During my interviews with the activists, I often came across the statement that their commitment to nonviolent action was inspired by Gandhi. I thought “Wow! it is so fantastic to hear about legacy of Gandhi’s nonviolence in another continent, in a different political landscape and cultural setting. But the story doesn’t end there. The Serbian nonviolent movement was also inspired by the British comedy called the Monty Pythons popular in the 1980s. Moreover, their sense of contempt against the dictatorial Milosevic government was influenced by Serbian history of rebellion against the Ottoman Empire. These are eclectic elements shaping one social movement, and as we can see their underpinning values clash with one another. For instance, despite Gandhi’s famous sense of humour, I don’t think it is similar to the Monty Pythons’ situational jokes. Or I don’t think that Gandhi would have initiated a protest slogan that reads “Sloba (Milosevic’s nickname) save Serbia, kill yourself.” In this sense, nothing is typically “Gandhian” in the Serbian nonviolent movement, and yet Gandhi’s legacy is present. Perhaps, a word that could reconcile us with such a paradox is ‘changing context,’ which is the title of this international seminar. 
Social movements around the world have increasingly relied on nonviolence; from the street of Cairo to Hong Kong, from Thailand to the U.S.’ Occupy Movements, from Ukraine to Myanmar, from Sudan to Turkey, from Fiji to Spain, and many more. These movements do so by re-interpreting what nonviolence means and how it can work in their specific polity. As a result, nonviolence at dawn of the twentieth century in Serbia has a much different manifestation than in the early twentieth of India. It is this changing context of nonviolence that I believe encourages our enthusiastic participation in this seminar which aims to move beyond the orthodoxy of existing debates in nonviolence. The seminar is highly relevant because it pays attention to revising the meanings of non-violence amidst fast changing global contexts. 

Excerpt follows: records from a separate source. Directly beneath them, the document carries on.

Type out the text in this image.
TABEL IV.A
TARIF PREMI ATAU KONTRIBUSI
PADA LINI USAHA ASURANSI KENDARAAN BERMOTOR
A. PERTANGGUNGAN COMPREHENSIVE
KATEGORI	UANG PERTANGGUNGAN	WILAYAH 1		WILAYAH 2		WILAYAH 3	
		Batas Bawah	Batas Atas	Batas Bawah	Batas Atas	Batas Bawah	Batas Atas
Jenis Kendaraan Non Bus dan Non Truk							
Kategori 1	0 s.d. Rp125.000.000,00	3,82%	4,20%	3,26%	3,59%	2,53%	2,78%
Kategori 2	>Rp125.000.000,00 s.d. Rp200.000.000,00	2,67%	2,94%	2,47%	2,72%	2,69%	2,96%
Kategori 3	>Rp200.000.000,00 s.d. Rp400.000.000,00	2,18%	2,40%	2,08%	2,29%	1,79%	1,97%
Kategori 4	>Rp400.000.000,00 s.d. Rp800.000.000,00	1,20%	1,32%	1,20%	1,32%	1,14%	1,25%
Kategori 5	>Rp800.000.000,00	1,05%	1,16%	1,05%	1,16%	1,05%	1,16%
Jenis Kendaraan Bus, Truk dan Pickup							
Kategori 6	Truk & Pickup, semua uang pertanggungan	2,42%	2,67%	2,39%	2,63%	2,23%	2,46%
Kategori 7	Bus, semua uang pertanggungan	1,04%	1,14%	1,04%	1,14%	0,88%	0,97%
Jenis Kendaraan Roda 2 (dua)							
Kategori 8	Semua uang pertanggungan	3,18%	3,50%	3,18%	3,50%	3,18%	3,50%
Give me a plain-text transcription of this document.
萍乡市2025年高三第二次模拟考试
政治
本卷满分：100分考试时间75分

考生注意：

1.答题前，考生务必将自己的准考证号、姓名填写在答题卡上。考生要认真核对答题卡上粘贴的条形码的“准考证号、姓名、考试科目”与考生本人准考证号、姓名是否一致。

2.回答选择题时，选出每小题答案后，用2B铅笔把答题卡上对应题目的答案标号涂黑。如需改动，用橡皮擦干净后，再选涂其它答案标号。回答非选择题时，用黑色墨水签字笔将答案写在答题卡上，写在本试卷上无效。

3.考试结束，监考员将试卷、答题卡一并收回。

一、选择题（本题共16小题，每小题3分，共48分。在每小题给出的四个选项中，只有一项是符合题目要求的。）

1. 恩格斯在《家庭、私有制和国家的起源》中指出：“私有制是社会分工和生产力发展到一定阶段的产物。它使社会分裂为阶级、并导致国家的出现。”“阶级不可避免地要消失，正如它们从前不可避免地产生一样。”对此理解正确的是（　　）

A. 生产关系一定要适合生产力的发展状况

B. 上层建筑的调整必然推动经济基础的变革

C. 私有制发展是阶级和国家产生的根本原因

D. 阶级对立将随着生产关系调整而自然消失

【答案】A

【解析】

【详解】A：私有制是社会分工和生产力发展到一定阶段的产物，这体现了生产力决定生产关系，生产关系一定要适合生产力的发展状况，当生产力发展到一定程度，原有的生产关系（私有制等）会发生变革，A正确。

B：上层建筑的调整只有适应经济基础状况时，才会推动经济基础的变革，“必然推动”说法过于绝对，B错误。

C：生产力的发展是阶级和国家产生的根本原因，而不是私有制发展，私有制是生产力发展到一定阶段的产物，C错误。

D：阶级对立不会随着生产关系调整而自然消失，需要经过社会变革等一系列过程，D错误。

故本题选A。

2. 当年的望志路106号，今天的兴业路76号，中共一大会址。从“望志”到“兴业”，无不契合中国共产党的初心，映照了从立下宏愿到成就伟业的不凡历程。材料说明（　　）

As the co-Secretary General of the Asia-Pacific Research Association or APPRA, I would like to emphasise that our organisation shares this mission, anticipating to strengthen peace research community to battle the disease of ignorance and violence. I do trust that India and the Centre for Gandhian Studies, University of Rajasthan, constitutes a crucial part of this community. This seminar is hence a sign of cooperation and hope for a more robust peace research community. Thank you.